So far, about 9,000 workers have been involved in the four-month operation to stabilize the Fukushima Dai-ichi nuclear power plant, where three of six reactors experienced meltdown in the aftermath of the March 11 tsunami.
If Yasuteru Yamada gets his way, the Fukushima workforce of the future will include a band of pensioners calling themselves the skilled veterans corps.
This month the retired engineer for Sumitomo Metal Industries is expected to visit the plant with four colleagues to carry out inspections. They propose to help design a replacement for the destroyed reactor cooling system.
The 72-year-old will survey the damage and, pending final approval from the government and Tokyo Electric Power Co (TEPCO), the plant operator, call on hundreds of registered volunteers, all over 60, with expertise in a range of disciplines.

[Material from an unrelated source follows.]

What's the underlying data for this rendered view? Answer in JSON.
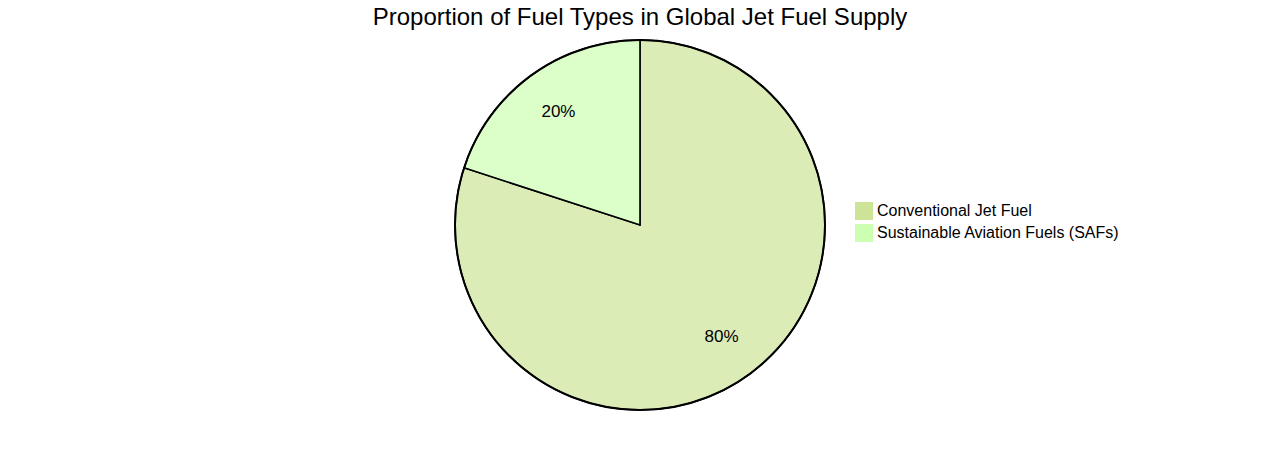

In April, he and two former colleagues reached out to 2,500 potential volunteers by telephone and e-mail. Before long, their plea had been repeated on Twitter and via blogs and, for days, Yamada’s telephone did not stop ringing.

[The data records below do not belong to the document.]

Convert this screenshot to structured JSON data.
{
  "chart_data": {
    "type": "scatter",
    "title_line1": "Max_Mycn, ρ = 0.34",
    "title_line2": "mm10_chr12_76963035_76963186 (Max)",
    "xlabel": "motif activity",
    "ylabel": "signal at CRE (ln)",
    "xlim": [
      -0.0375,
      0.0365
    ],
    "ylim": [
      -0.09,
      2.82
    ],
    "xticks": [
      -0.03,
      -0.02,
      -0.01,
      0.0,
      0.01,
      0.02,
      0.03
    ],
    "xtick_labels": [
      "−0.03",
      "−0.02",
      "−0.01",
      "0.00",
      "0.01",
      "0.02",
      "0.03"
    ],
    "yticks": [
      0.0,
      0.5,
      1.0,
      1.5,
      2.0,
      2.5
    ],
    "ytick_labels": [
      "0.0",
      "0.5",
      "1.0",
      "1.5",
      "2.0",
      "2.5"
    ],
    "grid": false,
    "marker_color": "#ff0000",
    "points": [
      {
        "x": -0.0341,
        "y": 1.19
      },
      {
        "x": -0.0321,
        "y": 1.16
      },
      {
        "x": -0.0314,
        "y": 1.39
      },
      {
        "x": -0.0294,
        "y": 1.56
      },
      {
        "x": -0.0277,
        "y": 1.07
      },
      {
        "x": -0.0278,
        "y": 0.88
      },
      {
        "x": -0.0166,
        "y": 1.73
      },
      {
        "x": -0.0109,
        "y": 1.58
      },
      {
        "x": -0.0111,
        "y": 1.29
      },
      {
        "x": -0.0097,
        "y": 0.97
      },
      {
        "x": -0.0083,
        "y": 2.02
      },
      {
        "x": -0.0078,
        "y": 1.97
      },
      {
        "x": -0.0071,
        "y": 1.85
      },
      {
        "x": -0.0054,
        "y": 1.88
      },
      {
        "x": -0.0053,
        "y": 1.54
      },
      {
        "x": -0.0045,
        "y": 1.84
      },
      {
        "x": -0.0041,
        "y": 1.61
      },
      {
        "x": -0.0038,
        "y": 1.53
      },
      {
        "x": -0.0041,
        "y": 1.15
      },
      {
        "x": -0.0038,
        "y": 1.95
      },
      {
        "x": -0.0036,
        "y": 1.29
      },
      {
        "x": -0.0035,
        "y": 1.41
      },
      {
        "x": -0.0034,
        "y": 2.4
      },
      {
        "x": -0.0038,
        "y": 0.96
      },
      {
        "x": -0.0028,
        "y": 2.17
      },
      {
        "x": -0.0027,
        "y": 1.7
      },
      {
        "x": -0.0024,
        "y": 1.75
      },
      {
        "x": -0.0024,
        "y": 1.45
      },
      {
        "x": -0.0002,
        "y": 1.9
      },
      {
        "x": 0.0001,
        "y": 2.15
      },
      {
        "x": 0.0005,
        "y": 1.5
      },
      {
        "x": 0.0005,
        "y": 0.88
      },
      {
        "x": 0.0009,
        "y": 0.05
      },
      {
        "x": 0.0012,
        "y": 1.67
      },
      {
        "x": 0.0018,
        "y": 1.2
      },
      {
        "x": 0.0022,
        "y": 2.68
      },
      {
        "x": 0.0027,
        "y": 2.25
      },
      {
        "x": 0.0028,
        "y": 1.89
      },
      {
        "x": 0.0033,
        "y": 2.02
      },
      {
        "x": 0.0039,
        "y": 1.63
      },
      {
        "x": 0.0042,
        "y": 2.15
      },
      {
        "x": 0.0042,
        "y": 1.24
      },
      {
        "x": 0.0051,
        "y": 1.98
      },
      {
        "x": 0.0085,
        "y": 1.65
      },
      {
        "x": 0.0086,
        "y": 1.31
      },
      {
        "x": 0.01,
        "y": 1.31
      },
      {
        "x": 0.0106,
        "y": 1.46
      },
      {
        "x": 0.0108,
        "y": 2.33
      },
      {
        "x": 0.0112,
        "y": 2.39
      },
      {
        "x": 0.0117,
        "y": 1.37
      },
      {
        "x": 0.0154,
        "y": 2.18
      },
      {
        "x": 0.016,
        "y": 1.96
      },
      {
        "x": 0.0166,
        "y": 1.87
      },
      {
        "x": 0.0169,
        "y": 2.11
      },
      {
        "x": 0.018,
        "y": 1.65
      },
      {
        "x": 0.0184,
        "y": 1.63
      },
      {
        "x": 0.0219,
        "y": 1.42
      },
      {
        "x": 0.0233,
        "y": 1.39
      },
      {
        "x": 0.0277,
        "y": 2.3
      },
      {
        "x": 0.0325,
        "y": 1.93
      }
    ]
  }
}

As of last week, 430 people had volunteered, according to the group’s Web site. The oldest is 82.
Goshi Hosono, a special adviser to Japanese Prime Minister Naoto Kan, initially likened Yamada’s offer to a “suicide mission” and suggested his and his corps’ services would not be required.
Yamada, who helped build power plants as a Sumitomo Metal employee, insists that the skilled veterans corps should be allowed to replace younger plant workers who, over time, are more susceptible to developing cancer.
Unlike the young engineers currently exposing themselves to high levels of radiation at Fukushima Dai-ichi, Yamada, a cancer survivor, reckons he has, at best, about 15 years left to live.
“Even if I were exposed to radiation, cancer could take 20 or 30 years to develop,” he told the BBC. “That means us older ones have less chance of getting cancer.”
Having benefited from the limitless supply of power nuclear gave Japan in the postwar years, Yamada believes his generation now has a moral duty to it help stabilize the stricken plant.
Yamada shuns inevitable comparisons with the kamikaze, the specialist pilots who flew suicide missions for imperial Japan during the second world war.
His team, Yamada said, would only enter the plant with guarantees of limited exposure to radiation, and with the support of the country’s nuclear authorities.
“The kamikaze were something strange, no risk management there,” he said. “They were going to die, but we are going to come back.”